How To Eliminate Deductibles In Health Insurance
While it would be no small task, federal and state policy makers could limit or altogether eliminate high deductibles connected to spending accounts in health coverage. Starting with the ACA marketplace, this could be done at the federal or state level, holding actuarial value constant for gold and platinum plans by replacing deductibles with co-pays and coinsurance. State-based marketplaces, such as California, already offer zero-deductible gold plans as does the second largest public purchaser of health care after the federal government, the California Public Employees’ Retirement System (CalPERS). Cost sharing can be set based on the value of the service, which evidence suggests can address overutilization concerns without harming access to necessary care and may lower costs.
A more meaningful proposal offered by experts, think tanks, and some members of Congress would raise the average share of covered health expenditures by linking the ACA premium tax credits to gold plans. Such legislation could direct that all gold plans lack deductibles. Congress could fund the tax credit increase by reallocating less targeted federal health subsidies toward this purpose. For example, by replacing premium tax credits add-ons to fund cost sharing reductions through “silver loading” with an appropriation. Congress could also streamline or eliminate tax preferences for spending accounts or decrease insurance company overhead through medical loss ratio policy changes.
Alternatively and preferably, Congress could fund ACA no-deductible gold benchmark plans by requiring marketplace plans to limit their provider and drug payment rates to a percent of Medicare rates. The Urban Institute has conducted modeling in various reports suggesting significant savings from capping rates within private insurance plans. This approach has been used for a subset of plans (also called public options) in Colorado and Washington State; it would tackle the problem that is at the heart of the debate over the ACA: the high cost of health care.
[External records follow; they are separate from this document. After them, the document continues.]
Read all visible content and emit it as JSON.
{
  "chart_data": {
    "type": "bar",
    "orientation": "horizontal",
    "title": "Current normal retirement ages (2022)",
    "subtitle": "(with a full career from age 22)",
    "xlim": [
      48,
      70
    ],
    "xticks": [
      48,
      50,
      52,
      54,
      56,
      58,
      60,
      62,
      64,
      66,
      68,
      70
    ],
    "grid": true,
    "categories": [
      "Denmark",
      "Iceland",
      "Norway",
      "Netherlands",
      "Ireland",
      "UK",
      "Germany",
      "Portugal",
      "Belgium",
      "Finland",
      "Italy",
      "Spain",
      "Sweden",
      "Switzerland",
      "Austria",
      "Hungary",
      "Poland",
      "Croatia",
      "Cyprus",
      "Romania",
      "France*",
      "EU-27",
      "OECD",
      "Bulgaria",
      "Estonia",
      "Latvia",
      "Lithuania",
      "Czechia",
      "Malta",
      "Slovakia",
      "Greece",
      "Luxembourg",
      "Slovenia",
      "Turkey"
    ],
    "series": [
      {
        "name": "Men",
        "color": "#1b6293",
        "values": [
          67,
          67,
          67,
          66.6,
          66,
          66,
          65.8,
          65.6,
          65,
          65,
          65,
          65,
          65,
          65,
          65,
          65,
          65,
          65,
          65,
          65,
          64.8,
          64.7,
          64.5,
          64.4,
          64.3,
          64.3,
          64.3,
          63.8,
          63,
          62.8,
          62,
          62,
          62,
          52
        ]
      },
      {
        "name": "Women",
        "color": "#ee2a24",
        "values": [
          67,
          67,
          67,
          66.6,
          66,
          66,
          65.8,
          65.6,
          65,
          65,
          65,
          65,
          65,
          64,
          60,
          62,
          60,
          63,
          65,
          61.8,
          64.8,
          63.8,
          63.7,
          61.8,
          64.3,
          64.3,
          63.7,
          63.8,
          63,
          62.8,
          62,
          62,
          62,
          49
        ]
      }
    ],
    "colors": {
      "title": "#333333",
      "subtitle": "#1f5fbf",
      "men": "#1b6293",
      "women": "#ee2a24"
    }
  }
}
Policy makers could go further. Congress could raise required the minimum value for employer-sponsored insurance from 60 percent of total allowed costs and, similarly, limit or eliminate deductibles. Applying caps on the rates that private insurers pay in employer-sponsored plans could offset the premium increase from the more generous coverage. Congress could also extend this approach to traditional Medicare, which has set deductibles. Private plans in Medicare Advantage are already less likely to rely on deductibles as a cost-sharing mechanism and reducing over payments to Medicare Advantage plans could finance this change for all beneficiaries.
In closing, the problems of high prices and complexity of health care cannot be solved by shifting responsibility to people through high-deductible plans linked to spending accounts. Evidence suggests going in the opposite direction to solve these problems: replacing deductibles with value-based cost sharing and having the government take on greater responsibility for lowering prices.